According to Equations \ref{e10.72}, \ref{e10.74}, and \ref{e10.75}, the expectation value of the spin angular momentum vector subtends a constant angle \(\alpha\) with the \(z\)-axis, and precesses about this axis at the frequency

\[\Omega \simeq \frac{e\,B}{m_e}. \nonumber \]

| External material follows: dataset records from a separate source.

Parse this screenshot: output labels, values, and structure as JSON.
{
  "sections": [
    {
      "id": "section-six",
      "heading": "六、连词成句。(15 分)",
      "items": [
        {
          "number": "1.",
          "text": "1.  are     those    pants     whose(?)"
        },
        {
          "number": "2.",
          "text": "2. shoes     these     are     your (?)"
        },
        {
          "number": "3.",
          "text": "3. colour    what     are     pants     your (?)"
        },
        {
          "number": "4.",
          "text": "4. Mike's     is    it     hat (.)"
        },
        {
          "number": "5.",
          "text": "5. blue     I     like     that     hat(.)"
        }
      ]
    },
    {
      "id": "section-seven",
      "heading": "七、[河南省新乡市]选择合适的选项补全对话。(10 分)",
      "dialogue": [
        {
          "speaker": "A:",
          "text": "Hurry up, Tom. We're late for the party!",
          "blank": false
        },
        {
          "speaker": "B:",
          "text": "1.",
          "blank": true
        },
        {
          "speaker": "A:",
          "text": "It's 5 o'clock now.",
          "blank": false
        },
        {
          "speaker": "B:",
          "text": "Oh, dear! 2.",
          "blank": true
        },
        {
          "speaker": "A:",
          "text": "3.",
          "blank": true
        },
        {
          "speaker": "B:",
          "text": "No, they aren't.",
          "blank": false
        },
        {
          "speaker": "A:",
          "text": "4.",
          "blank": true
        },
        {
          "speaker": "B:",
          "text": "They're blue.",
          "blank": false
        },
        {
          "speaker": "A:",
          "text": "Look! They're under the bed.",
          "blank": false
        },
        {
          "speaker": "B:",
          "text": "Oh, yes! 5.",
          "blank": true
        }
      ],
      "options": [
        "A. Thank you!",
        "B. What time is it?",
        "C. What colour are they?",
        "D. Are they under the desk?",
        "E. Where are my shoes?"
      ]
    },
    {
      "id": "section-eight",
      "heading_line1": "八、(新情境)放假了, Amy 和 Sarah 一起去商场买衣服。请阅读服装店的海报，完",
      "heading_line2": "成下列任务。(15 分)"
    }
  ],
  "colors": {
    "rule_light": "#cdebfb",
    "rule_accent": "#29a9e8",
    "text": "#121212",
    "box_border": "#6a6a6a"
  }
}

This behavior is actually equivalent to that predicted by classical physics. Note, however, that a measurement of \(S_x\), \(S_y\), or \(S_z\) will always yield either \(+\hbar/2\) or \(-\hbar/2\). It is the relative probabilities of obtaining these two results that varies as the expectation value of a given component of the spin varies.